Fields and Fields explain, “Consider the statement ‘black Southerners were segregated because of their skin color’– a perfectly natural sentence to the ears of most Americans, who tend to overlook its weird causality. But in that sentence, segregation disappears as the doing of segregationists, and then, in a puff of smoke — paff — reappears as a trait of only one part of the segregated whole.” “The shorthand,” the authors continue, “transforms racism, something an aggressor does, into race, something the target is.” This magic trick of taking the very real act of racism, and explaining it by reference to the fictional construct of race, is racecraft. Racist acts do not occur because of race; rather, we justify racist actions by creating the fiction of race.
Racecraft is a scholarly work, one that is the product of many years of thought and research on the part of its two authors. It’s introduction and conclusion bookend several chapters either previously published in journals or presented at conferences. It makes reference to other scholarly works that many readers may not be familiar with. For this reason, certain subtleties of the authors’ arguments, where those arguments intertwine with, for example, the works of C. Vann Woodward, Emile Durkheim, and W.E.B DuBois, will be lost to some readers in varying degrees. However, the power of Fields’ and Fields’ central thesis is such that it strikes the reader with overwhelming clarity. Scholars and non-academics alike will find themselves forced to re-examine long-held assumptions, some of which they may not have been aware they had.
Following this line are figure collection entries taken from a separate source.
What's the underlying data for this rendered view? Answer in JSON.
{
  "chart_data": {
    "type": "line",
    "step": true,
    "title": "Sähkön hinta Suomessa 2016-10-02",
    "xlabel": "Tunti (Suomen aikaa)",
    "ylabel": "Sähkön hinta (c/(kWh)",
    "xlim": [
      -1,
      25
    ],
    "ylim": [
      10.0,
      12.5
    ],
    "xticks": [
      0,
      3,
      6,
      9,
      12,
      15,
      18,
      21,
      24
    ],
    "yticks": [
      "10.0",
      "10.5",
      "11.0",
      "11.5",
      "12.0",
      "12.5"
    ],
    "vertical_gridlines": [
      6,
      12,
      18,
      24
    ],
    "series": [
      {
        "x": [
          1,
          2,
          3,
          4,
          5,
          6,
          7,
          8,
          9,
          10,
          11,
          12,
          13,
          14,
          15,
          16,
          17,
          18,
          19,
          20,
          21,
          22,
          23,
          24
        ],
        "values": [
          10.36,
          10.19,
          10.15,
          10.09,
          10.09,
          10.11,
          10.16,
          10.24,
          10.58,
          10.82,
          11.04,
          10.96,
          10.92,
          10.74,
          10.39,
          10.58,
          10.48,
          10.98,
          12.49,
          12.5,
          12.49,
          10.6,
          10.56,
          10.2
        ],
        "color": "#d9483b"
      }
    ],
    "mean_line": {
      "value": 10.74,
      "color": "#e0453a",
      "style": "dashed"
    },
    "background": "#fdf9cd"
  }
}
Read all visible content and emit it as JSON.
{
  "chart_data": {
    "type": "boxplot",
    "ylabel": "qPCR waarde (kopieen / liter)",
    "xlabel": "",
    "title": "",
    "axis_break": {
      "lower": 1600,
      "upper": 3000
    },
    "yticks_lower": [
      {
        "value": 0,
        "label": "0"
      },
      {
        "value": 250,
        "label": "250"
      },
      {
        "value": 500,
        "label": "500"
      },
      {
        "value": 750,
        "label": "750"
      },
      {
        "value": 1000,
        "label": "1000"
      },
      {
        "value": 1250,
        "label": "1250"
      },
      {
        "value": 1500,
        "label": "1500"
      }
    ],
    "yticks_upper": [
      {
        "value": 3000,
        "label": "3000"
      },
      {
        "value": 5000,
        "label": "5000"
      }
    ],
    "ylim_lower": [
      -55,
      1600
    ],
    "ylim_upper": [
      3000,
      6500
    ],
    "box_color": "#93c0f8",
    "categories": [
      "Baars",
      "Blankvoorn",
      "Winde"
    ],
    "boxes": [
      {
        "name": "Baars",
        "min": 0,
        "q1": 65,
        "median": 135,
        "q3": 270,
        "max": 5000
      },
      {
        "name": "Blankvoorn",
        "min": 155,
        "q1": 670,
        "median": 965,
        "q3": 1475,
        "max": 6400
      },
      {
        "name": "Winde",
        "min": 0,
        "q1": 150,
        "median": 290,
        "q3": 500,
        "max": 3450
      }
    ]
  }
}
In particular, the chapters “Slavery, Race, and Ideology in the United States of America”, and “Witchcraft and Racecraft: Invisible Ontology in Its Sensible Manifestations”, are accessible and convincing. The former debunks the notion that American slavery evolved as a result of racism. Rather, Fields and Fields posit, slavery was an economic expedient that constituted a glaring contradiction to the ideals of freedom and natural human rights that were touted as the cornerstones of the young nation. The concept of race was gradually created to rationalize the institutionalization of slavery without flouting the beliefs our nation was purportedly based on. This act of racecraft transformed a nation’s grasp for wealth and power at the expense of others into a “natural” subjugation of one set of people by another.
The latter chapter, “Witchcraft and Racecraft”, is the heart of Fields’ and Fields’ argument, and demonstrates the very real reasoning and circular logic that perpetuates the belief in things that do not exist, and thereby perpetuates the behavior of people who believe in the non-existent. Through use of a historical example in the earlier chapter, and a well-conceived analogy in the later, Fields and Fields provide both concrete and abstract evidence for the concept of racecraft and the staunch doublethink required to suspend disbelief.
In the opening and final chapters, written especially for the publication of this book, Field and Fields outline some of the ways in which talking about race hinders us from addressing inequality, for instance, discussing terms such as “racial justice”. What is racial justice, if not justice for all? Where, then, does race enter into the discussion? These bookend chapters provide a very necessary context for the seven chapters they enclose, since they are related only thematically, and not necessarily in subject matter. Even as they are, some of the chapters contain ideas that are relevant without being entirely of a piece with the book as a whole chapter.
But then, Racecraft is not a book that offers any easy solutions. If racism is not, in fact, caused by race, it follows that it can only be caused by something inside us, and only by first looking inward and examining our own misconceptions and motivations can we begin to know what is real. This demanding and intelligent text is a worthwhile start.